The actual problem with the film, though, is that the characters are unsympathetic and the spoofing a wellness retreat did not land with me at all. Maybe I need to have actually been to one of those things to get it, but that shouldn't be a prerequisite for laughing. Movies are all about introducing us to scenarios we are not familiar with and still enabling us to understand them and get what is funny and/or tragic about them, Bad Behaviour containing a bit of both.
But I just wasn't laughing like the people around me -- so maybe it was a me issue. I sat there stone-faced for most of the movie. Plus I kept having logistics questions about the plot. It isn't spoiling anything to say that the daughter gets dismissed from the movie after an incident where she is accidentally punched out by a fellow actor and tumbles down a hill. It wasn't clear to me why this incident, in which she was a victim, led to her being fired from the movie, and Bad Behaviour just doesn't hold itself accountable to explaining such things.
We are supposed to be seeing these toxic people who have become what they are because of past trauma, but we don't get enough of the past trauma to understand them or to justify any of their behavior. (Sorry, behaviour.) I found the movie mean, but also not clever, and ultimately a waste of my time.
The director was present at the screening -- maybe that's why the audience was offering so many guffaws, because she seemed really nice -- but more interesting to me was the other special guest, who introduced the director at the beginning. This person was none other than the chief editor at Letterboxd, the site I use to track my films and give them star ratings.

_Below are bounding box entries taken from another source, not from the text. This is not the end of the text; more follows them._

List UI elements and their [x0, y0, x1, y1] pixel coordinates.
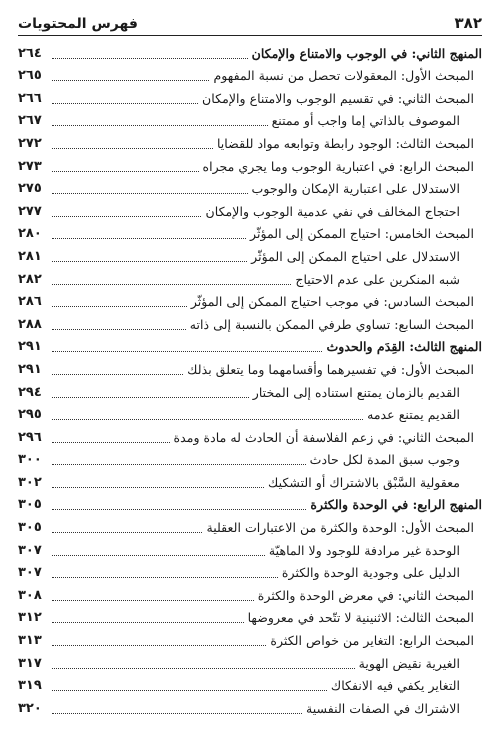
toc-entry[interactable]: [18, 448, 482, 471]
toc-entry-page: ٢٩١: [18, 339, 42, 355]
toc-entry[interactable]: [18, 357, 482, 380]
toc-entry-title: المبحث الأول: المعقولات تحصل من نسبة المفهوم: [213, 68, 474, 84]
toc-entry-title: الغيرية نقيض الهوية: [358, 655, 460, 671]
toc-entry[interactable]: [18, 109, 482, 132]
toc-entry-page: ٢٦٤: [18, 45, 42, 61]
toc-list: [18, 41, 482, 719]
dot-leader: [52, 238, 246, 239]
toc-entry[interactable]: [18, 651, 482, 674]
dot-leader: [52, 306, 187, 307]
dot-leader: [52, 713, 302, 714]
dot-leader: [52, 148, 213, 149]
toc-entry[interactable]: [18, 177, 482, 200]
toc-entry-page: ٣٠٧: [18, 542, 42, 558]
toc-entry-page: ٣١٢: [18, 610, 42, 626]
toc-entry[interactable]: [18, 222, 482, 245]
page-header: [18, 6, 482, 32]
toc-entry-title: الوحدة غير مرادفة للوجود ولا الماهيّة: [268, 542, 460, 558]
toc-entry-title: التغاير يكفي فيه الانفكاك: [330, 678, 460, 694]
toc-entry-page: ٢٧٢: [18, 135, 42, 151]
toc-entry-page: ٣٠٢: [18, 474, 42, 490]
toc-entry-title: معقولية السَّبْق بالاشتراك أو التشكيك: [268, 474, 460, 490]
toc-entry-page: ٢٨٨: [18, 316, 42, 332]
toc-entry-title: المبحث الرابع: في اعتبارية الوجوب وما يجري مجراه: [202, 158, 474, 174]
dot-leader: [52, 374, 183, 375]
toc-entry-page: ٢٧٧: [18, 203, 42, 219]
toc-entry-page: ٣٠٨: [18, 587, 42, 603]
toc-entry-page: ٣١٣: [18, 633, 42, 649]
toc-entry[interactable]: [18, 290, 482, 313]
toc-entry-page: ٢٩١: [18, 361, 42, 377]
toc-entry-page: ٢٦٦: [18, 90, 42, 106]
toc-entry-title: المبحث الثالث: الوجود رابطة وتوابعه مواد للقضايا: [216, 135, 474, 151]
toc-entry-title: احتجاج المخالف في نفي عدمية الوجوب والإمكان: [205, 203, 460, 219]
toc-entry-page: ٢٧٥: [18, 181, 42, 197]
dot-leader: [52, 668, 355, 669]
toc-entry[interactable]: [18, 403, 482, 426]
toc-entry[interactable]: [18, 425, 482, 448]
toc-entry-title: المبحث الأول: في تفسيرهما وأقسامهما وما يتعلق بذلك: [187, 361, 474, 377]
toc-entry-page: ٣٠٧: [18, 565, 42, 581]
dot-leader: [52, 261, 247, 262]
toc-entry-page: ٢٨٢: [18, 271, 42, 287]
toc-entry[interactable]: [18, 41, 482, 64]
toc-entry-page: ٣٢٠: [18, 700, 42, 716]
dot-leader: [52, 193, 248, 194]
toc-entry[interactable]: [18, 244, 482, 267]
dot-leader: [52, 103, 198, 104]
toc-entry[interactable]: [18, 561, 482, 584]
toc-entry-title: المبحث الرابع: التغاير من خواص الكثرة: [270, 633, 474, 649]
dot-leader: [52, 216, 201, 217]
toc-entry-page: ٣١٧: [18, 655, 42, 671]
toc-entry-title: المبحث الثالث: الاثنينية لا تتّحد في معروضها: [247, 610, 474, 626]
toc-entry[interactable]: [18, 583, 482, 606]
toc-entry[interactable]: [18, 199, 482, 222]
toc-entry-page: ٢٦٥: [18, 68, 42, 84]
toc-entry-title: القديم يمتنع عدمه: [367, 407, 460, 423]
toc-entry[interactable]: [18, 470, 482, 493]
toc-entry-title: المبحث السابع: تساوي طرفي الممكن بالنسبة إلى ذاته: [189, 316, 474, 332]
toc-entry[interactable]: [18, 493, 482, 516]
header-rule: [18, 35, 482, 36]
toc-entry-page: ٣٠٠: [18, 452, 42, 468]
dot-leader: [52, 329, 186, 330]
page-number: ٣٨٢: [454, 14, 482, 32]
toc-entry-title: وجوب سبق المدة لكل حادث: [309, 452, 460, 468]
toc-entry[interactable]: [18, 131, 482, 154]
toc-entry-title: المبحث الثاني: في زعم الفلاسفة أن الحادث له مادة ومدة: [173, 429, 474, 445]
toc-entry-page: ٢٨١: [18, 248, 42, 264]
toc-entry-page: ٢٩٤: [18, 384, 42, 400]
dot-leader: [52, 125, 268, 126]
toc-entry-title: شبه المنكرين على عدم الاحتياج: [295, 271, 460, 287]
toc-entry-page: ٢٩٥: [18, 407, 42, 423]
toc-entry-page: ٣٠٥: [18, 497, 42, 513]
toc-entry[interactable]: [18, 86, 482, 109]
toc-entry[interactable]: [18, 628, 482, 651]
toc-entry-page: ٢٩٦: [18, 429, 42, 445]
toc-entry-title: الاستدلال على اعتبارية الإمكان والوجوب: [251, 181, 460, 197]
toc-entry[interactable]: [18, 674, 482, 697]
toc-entry-title: المبحث السادس: في موجب احتياج الممكن إلى المؤثّر: [190, 294, 474, 310]
dot-leader: [52, 284, 291, 285]
dot-leader: [52, 419, 363, 420]
toc-entry[interactable]: [18, 538, 482, 561]
toc-entry-page: ٢٨٠: [18, 226, 42, 242]
dot-leader: [52, 645, 266, 646]
dot-leader: [52, 532, 202, 533]
toc-entry[interactable]: [18, 696, 482, 719]
dot-leader: [52, 80, 209, 81]
dot-leader: [52, 509, 306, 510]
toc-entry-page: ٢٦٧: [18, 113, 42, 129]
toc-entry[interactable]: [18, 64, 482, 87]
toc-entry-page: ٢٨٦: [18, 294, 42, 310]
toc-entry-title: المبحث الثاني: في تقسيم الوجوب والامتناع والإمكان: [202, 90, 474, 106]
dot-leader: [52, 464, 306, 465]
toc-entry[interactable]: [18, 335, 482, 358]
dot-leader: [52, 351, 322, 352]
dot-leader: [52, 600, 254, 601]
toc-entry[interactable]: [18, 380, 482, 403]
toc-entry-title: المنهج الرابع: في الوحدة والكثرة: [310, 497, 482, 513]
dot-leader: [52, 487, 264, 488]
dot-leader: [52, 58, 248, 59]
toc-entry-title: المبحث الثاني: في معرض الوحدة والكثرة: [257, 587, 474, 603]
toc-entry[interactable]: [18, 312, 482, 335]
toc-entry-title: القديم بالزمان يمتنع استناده إلى المختار: [252, 384, 460, 400]
toc-entry-title: الموصوف بالذاتي إما واجب أو ممتنع: [271, 113, 460, 129]
dot-leader: [52, 442, 170, 443]
toc-entry-title: المبحث الخامس: احتياج الممكن إلى المؤثّر: [250, 226, 474, 242]
dot-leader: [52, 555, 265, 556]
dot-leader: [52, 171, 199, 172]
toc-entry[interactable]: [18, 606, 482, 629]
toc-entry[interactable]: [18, 267, 482, 290]
toc-entry-page: ٣١٩: [18, 678, 42, 694]
toc-entry[interactable]: [18, 515, 482, 538]
running-title: فهرس المحتويات: [18, 16, 138, 32]
toc-entry[interactable]: [18, 154, 482, 177]
toc-entry-page: ٢٧٣: [18, 158, 42, 174]
toc-entry-title: الاشتراك في الصفات النفسية: [305, 700, 460, 716]
dot-leader: [52, 397, 249, 398]
toc-entry-page: ٣٠٥: [18, 520, 42, 536]
dot-leader: [52, 577, 278, 578]
dot-leader: [52, 622, 244, 623]
toc-entry-title: المنهج الثاني: في الوجوب والامتناع والإمكان: [251, 45, 482, 61]
toc-entry-title: الدليل على وجودية الوحدة والكثرة: [281, 565, 460, 581]
toc-entry-title: المبحث الأول: الوحدة والكثرة من الاعتبارات العقلية: [206, 520, 474, 536]
dot-leader: [52, 690, 327, 691]
toc-entry-title: الاستدلال على احتياج الممكن إلى المؤثّر: [251, 248, 460, 264]
toc-entry-title: المنهج الثالث: القِدَم والحدوث: [326, 339, 482, 355]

She told us that when she first saw this film at Sundance in January, she went right to her site and "smashed five stars" for the movie. That immediately gave me expectations for the film -- expectations that the film was destined to sorely disappoint. In the Uber ride home, I "smashed" 1.5 stars for the movie. Woof.
I didn't miss any of the scoring in the Matildas game, but my arrival about 30 minutes in was bad luck for the team, apparently. Only a minute or two after I'd sat down, England scored its first goal -- first of an eventual three. And even non-soccer fans currently reading this probably know that three goals is pretty difficult for any team to overcome.
The Matildas gave it their best shot. Star player Sam Kerr had an amazing goal from way out midway through the second half, temporarily tying the game. But England answered less than five minutes later and added a goal in the final ten minutes of regulation to slam the door on this loveable upstart team from Australia who was never meant to get this far.
And weirdly, after a full adult life of shrugging my shoulders about soccer, I am now counting the days until the next world cup four years from now.